Intel Optane SSD 800P 58GB and 118GB SSD Review
Anvil Storage Utilities
Anvil Storage Utilities 1.1.0
Along with the move to a new platform, we decided to make a change in one of the benchmarks. There’s a relatively new benchmark called Anvil Storage Utilities that is in beta but close to production. It’s a very powerful tool that measures performance through a variety of tests which can be customized. Since some of the tests more or less duplicate what we get from other benchmarks we use already, we decided to use the IOPS (Input/Output Operations Per Second) testing on 4kb file sizes at a queue depth of 1, 4, 8, 16, 32, 64 and 128. IOPS performance is something SSD makers tout quite a bit but we generally don’t do a lot of IOPS testing because frankly a lot of users can’t relate to IOPS metrics as well and it tends to be more meaningful to the enterprise/server crowd. Still, it is another performance indicator with relevance and while some drives post good MB/s numbers, their IOPS scores aren’t always commensurate which this test will prove out.

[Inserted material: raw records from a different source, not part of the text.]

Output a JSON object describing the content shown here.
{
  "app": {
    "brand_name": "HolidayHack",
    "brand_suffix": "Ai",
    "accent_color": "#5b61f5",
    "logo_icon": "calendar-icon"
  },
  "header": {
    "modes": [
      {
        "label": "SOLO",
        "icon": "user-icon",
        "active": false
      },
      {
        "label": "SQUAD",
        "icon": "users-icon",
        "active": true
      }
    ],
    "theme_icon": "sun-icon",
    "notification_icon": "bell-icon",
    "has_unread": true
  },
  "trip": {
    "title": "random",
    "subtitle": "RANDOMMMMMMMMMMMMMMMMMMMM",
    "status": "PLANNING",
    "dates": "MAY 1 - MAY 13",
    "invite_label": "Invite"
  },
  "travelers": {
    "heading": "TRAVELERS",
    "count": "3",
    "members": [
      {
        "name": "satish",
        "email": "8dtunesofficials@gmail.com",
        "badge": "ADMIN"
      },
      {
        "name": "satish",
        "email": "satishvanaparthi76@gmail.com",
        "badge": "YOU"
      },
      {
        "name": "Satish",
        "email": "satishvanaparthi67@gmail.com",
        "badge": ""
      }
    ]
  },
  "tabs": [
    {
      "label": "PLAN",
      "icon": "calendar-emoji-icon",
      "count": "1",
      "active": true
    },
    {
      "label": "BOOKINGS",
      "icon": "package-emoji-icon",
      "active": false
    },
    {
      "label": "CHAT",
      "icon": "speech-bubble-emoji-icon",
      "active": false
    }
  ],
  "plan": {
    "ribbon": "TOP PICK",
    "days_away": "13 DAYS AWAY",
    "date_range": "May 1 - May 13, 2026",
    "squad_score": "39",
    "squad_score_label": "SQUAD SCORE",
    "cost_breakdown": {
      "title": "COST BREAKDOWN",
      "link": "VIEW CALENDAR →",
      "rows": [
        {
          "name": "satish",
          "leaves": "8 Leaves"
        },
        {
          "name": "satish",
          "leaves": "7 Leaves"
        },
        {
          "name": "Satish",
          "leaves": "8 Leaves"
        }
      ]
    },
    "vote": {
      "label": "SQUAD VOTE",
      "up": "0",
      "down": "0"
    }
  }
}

Anvil SSD Benchmark with 100% Compression (incompressible data):
Benchmark Results: The Anvil SSD Benchmark showed that with 100% compression (incompressible data) the Intel Optane SSD 800P 118GB drive was able to achieve a score of 12,617.93 points. The drive topped out at 1,338 MB/s read and 601 MB/s write speeds when it came to the measured sequential performance test with 4MB file sizes.
Anvil SSD Applications Benchmark at 46% Compression:
Benchmark Results: With the compression at 46% to help mimic real world applications better we found the overall score dropped just slightly down to 12,571.66 points.
Benchmark Results: The Intel Optane SSD 800P and 900P series have hands down the best 4K Random Read performance. The QD1-QD4 is around 4-5x faster than most SATA III SSDs and PCIe NVMe SSDS. Low queue depth performance is great, but so is higher queue depth performance than you can see from the chart above. No other SSD that we have recently tested on the latest Intel Z370 platform can touch the Intel Optane SSD families on this benchmark.
Benchmark Results: When it came to 4K Random Write performance, the Intel Optane SSD 800P 118GB failed to stand out from the other PCIe NVMe drives, but has respectable performance that was faster than the SATA III SSDs.
When Intel briefed the storage editors they really hammered home that low queue depth performance was one of the most important performance areas of a drive. Intel had some employees volunteer for having their work PCs monitored and found that over a 10-day period that the queue depth distribution was mostly in the 1-3 range. In fact, they found almost 80% of reads was at QD1 and over 60% of writes were done there as well.